Дьякон перекрестился.
— Если вам так надобно — я это… пропою. А вы… отпустите нас?
Юровский помрачнел.
— При условии: всё, что здесь увидите, — государственная тайна. И ваша служба, и вообще… Всё. Ну?
— Мы согласны, — с трудом произнес священник.
Прошли в гостиную. На письменном столе, справа от которого обыкновенно спал Боткин (сейчас его койки в комнате не было), стояло множество икон, перед ними горели свечи. Все это успел рассмотреть, и даже внимательно, но потом увидел… ее. Она была бледна, вокруг глаз чернели круги, она часто и мелко крестилась и, заметив Ильюхина, вымученно улыбнулась. Больше ничего и никого не увидел, в уши ворвался «читок» — священник произносил положенные слова, кланялся, махал кадилом, дьякон возглашал — только вот что?.. Поймал себя как бы «боковой» мыслью (боковой, именно боковой, и при этом даже не успел подумать, что если есть «боковое зрение», то почему бы не быть и боковой мысли?), что не слышит, не понимает, да и не хочется, признаться, понимать…
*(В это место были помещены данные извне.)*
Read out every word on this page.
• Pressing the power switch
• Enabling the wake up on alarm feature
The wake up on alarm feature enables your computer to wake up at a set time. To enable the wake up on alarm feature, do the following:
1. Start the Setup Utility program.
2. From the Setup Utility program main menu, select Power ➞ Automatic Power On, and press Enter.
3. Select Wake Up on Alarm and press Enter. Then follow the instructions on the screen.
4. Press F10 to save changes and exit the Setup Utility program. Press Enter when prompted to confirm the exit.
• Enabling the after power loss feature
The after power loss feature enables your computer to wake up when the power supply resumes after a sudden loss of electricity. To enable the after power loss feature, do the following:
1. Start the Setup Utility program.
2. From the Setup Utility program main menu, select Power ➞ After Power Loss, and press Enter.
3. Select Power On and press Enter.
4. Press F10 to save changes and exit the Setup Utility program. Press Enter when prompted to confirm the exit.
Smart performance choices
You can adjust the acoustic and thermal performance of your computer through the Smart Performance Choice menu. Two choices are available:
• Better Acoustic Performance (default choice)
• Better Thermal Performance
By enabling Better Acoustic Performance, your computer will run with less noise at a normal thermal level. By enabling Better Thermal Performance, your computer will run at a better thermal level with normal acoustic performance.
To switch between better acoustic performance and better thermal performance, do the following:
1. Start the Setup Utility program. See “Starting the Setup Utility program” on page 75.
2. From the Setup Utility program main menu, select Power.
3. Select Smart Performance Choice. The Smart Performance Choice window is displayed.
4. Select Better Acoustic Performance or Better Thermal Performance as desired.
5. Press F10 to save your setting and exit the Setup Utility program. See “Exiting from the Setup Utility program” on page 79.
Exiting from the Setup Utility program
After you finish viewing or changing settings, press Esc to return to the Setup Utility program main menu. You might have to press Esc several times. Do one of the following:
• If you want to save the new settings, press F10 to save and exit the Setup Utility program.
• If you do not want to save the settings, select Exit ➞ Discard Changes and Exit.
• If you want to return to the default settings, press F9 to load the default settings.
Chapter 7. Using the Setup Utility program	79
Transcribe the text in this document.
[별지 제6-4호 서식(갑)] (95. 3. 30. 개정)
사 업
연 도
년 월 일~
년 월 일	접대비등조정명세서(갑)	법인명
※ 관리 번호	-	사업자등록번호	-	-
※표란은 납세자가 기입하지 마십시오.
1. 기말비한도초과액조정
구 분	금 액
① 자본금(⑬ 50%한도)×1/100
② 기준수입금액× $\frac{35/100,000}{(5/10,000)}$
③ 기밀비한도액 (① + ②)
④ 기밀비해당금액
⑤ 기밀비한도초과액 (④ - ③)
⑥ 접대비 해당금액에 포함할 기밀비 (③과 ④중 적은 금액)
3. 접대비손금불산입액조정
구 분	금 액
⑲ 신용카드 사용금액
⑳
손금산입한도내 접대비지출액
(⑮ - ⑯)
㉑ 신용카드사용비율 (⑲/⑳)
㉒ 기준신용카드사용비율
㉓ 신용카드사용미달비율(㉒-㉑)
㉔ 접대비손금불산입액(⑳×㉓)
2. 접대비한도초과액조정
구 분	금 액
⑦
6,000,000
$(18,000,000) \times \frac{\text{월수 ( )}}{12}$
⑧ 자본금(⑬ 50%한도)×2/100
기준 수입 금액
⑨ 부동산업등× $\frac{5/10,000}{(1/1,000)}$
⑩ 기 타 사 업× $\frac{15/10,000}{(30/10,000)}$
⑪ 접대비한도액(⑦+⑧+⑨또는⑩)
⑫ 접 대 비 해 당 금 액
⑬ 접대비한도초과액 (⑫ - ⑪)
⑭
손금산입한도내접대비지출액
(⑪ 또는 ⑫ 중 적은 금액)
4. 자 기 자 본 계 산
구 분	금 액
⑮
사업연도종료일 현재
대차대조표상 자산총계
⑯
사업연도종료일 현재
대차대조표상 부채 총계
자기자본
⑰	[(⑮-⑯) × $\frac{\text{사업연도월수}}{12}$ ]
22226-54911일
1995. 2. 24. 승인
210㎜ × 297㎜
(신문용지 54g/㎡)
А ее лицо изменилось. Нет креста мелкого, нет обыкновенного. Она стоит, как истукан, в полнейшем забытьи и словно ждет, ждет чего-то, ждет такого, о чем он, Ильюхин, даже и догадаться не может…
Вот оно: после каких-то очередных слов батюшки дьякон начинает приятным баритоном…
То самое и начинает, мог бы догадаться…
И понял бы тогда — чего она, несчастная, ждет… Они все, медленно-медленно, словно во сне, опускаются на колени.
— Со святыми упоко-ой, Христе, души ра-аб Твоих, и-де-е-же несть болезнь, ни печаль, ни-и воздыхани-е-е-е, но жизнь беско-неч-на-я… Сам Един еси безсмер-ртный, сотворивый и создавый челове-е-ека…
Она плакала. Тихо. Незаметно. И слезы оставляли две блестящих полоски на ее бледных щеках. Попятился к дверям и очутился у комендантской комнаты. Там, у окна, стояли Зоя и Кудляков.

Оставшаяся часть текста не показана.